Why finance teams move away from Excel for fee reconciliation
Windcave fee checks are often repeated every settlement cycle, and manual spreadsheet work can become difficult to maintain. Common issues include:
- Fee formulas that are hard to audit
- Version confusion across multiple files
- Large reports that are difficult to review manually
- Repeated setup for every period
- Slow exception handling when discrepancies remain open
- Difficulty separating matched rows from true exceptions
Cointab replaces this with a reusable reconciliation setup that can be run again for future periods without rebuilding the workflow from scratch.
Supporting data and derived columns
Some Windcave workflows need more than just the primary payment report and rate card. Cointab supports optional supporting data that can be used for lookup, enrichment, or calculation before reconciliation.
Examples may include:
- Internal order metadata
- Product or store mapping files
- Tax lookup files
- Refund or return data
- Other reports needed for calculation or reference
Users can also create derived columns using AI-assisted formula generation.
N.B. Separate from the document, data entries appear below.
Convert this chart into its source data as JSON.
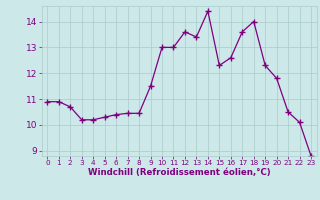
{
  "x": [
    0,
    1,
    2,
    3,
    4,
    5,
    6,
    7,
    8,
    9,
    10,
    11,
    12,
    13,
    14,
    15,
    16,
    17,
    18,
    19,
    20,
    21,
    22,
    23
  ],
  "y": [
    10.9,
    10.9,
    10.7,
    10.2,
    10.2,
    10.3,
    10.4,
    10.45,
    10.45,
    11.5,
    13.0,
    13.0,
    13.6,
    13.4,
    14.4,
    12.3,
    12.6,
    13.6,
    14.0,
    12.3,
    11.8,
    10.5,
    10.1,
    8.8
  ],
  "line_color": "#800080",
  "marker": "+",
  "marker_size": 4,
  "marker_linewidth": 1.0,
  "bg_color": "#cce8e8",
  "grid_color": "#aacccc",
  "xlabel": "Windchill (Refroidissement éolien,°C)",
  "xlabel_color": "#800080",
  "tick_color": "#800080",
  "ylim": [
    8.8,
    14.6
  ],
  "xlim": [
    -0.5,
    23.5
  ],
  "yticks": [
    9,
    10,
    11,
    12,
    13,
    14
  ],
  "xticks": [
    0,
    1,
    2,
    3,
    4,
    5,
    6,
    7,
    8,
    9,
    10,
    11,
    12,
    13,
    14,
    15,
    16,
    17,
    18,
    19,
    20,
    21,
    22,
    23
  ],
  "line_width": 0.9
}
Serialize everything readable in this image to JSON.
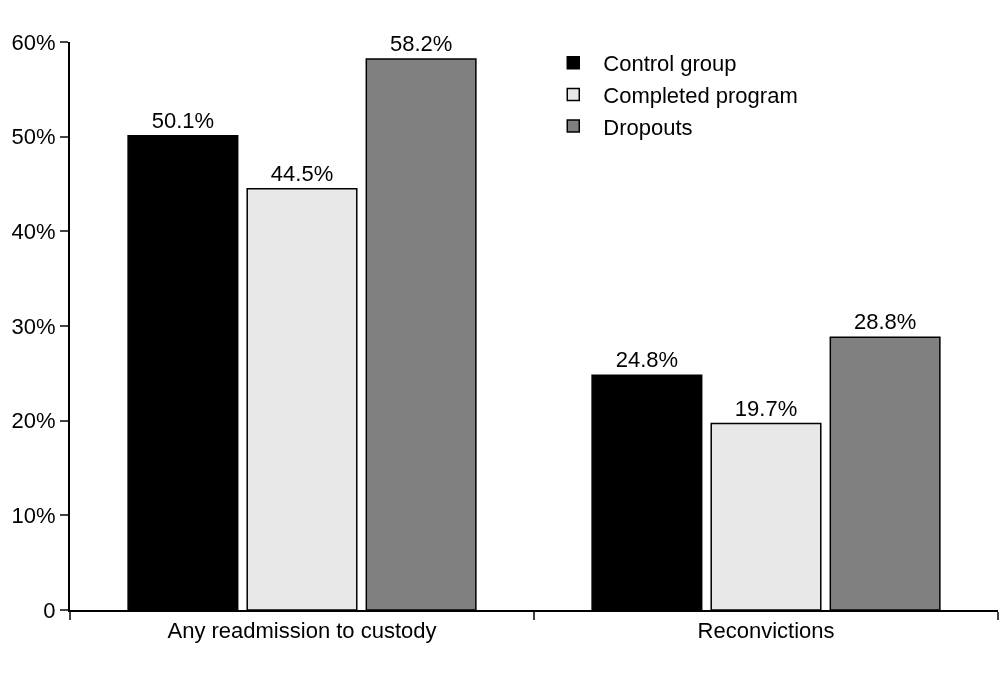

This is useful when a fee field, a cleaned transaction reference, or a calculated settlement value needs to be prepared before the run.
Handling open items and exceptions
Once structured matching is complete, Cointab helps finance teams focus on exceptions instead of reviewing every row manually. Open items can be reviewed with filters and transaction-level tables so the team can investigate patterns such as:
- Incorrect fee calculations
- Missing or late settlement entries
- Undercharged or overcharged rows
- Unclear references
- Differences caused by rounding, refunds, or deductions
If a transaction still cannot be matched confidently, users can keep it unmatched or manually match it when the business context is clear and the totals tally.
Reuse, automation, and recurring reporting
Windcave fee reconciliation is often a recurring process. Once the setup is defined, Cointab can help teams reuse the same workflow for future periods instead of configuring it again every time.
For recurring operations, teams can also automate data flow through email, SFTP, or API-based workflows, then run reconciliation on a schedule. This is useful for finance teams that want the report to stay current without relying on repeated manual uploads.
Audit-ready output for finance teams
Cointab provides downloadable Excel reconciliation reports that include matched, partially matched, unmatched, and skipped records. That makes it easier to support:
- Month-end review
- Internal finance controls
- Partner follow-up
- Audit preparation
- Management reporting
The goal is to give finance teams a clear view of what was reconciled, what remains open, and what action may be required next.
A practical fit for payment reconciliation teams
Windcave fee reconciliation is one example of how Cointab supports payment reconciliation workflows. The same structured approach can also be adapted for other financial data comparisons where fees, settlements, deductions, and references need to be reviewed carefully.
Whether the process is monthly, weekly, or daily, the value is the same: map the fields once, run reconciliation with a consistent logic, and review exceptions in a way that is easy to audit and repeat.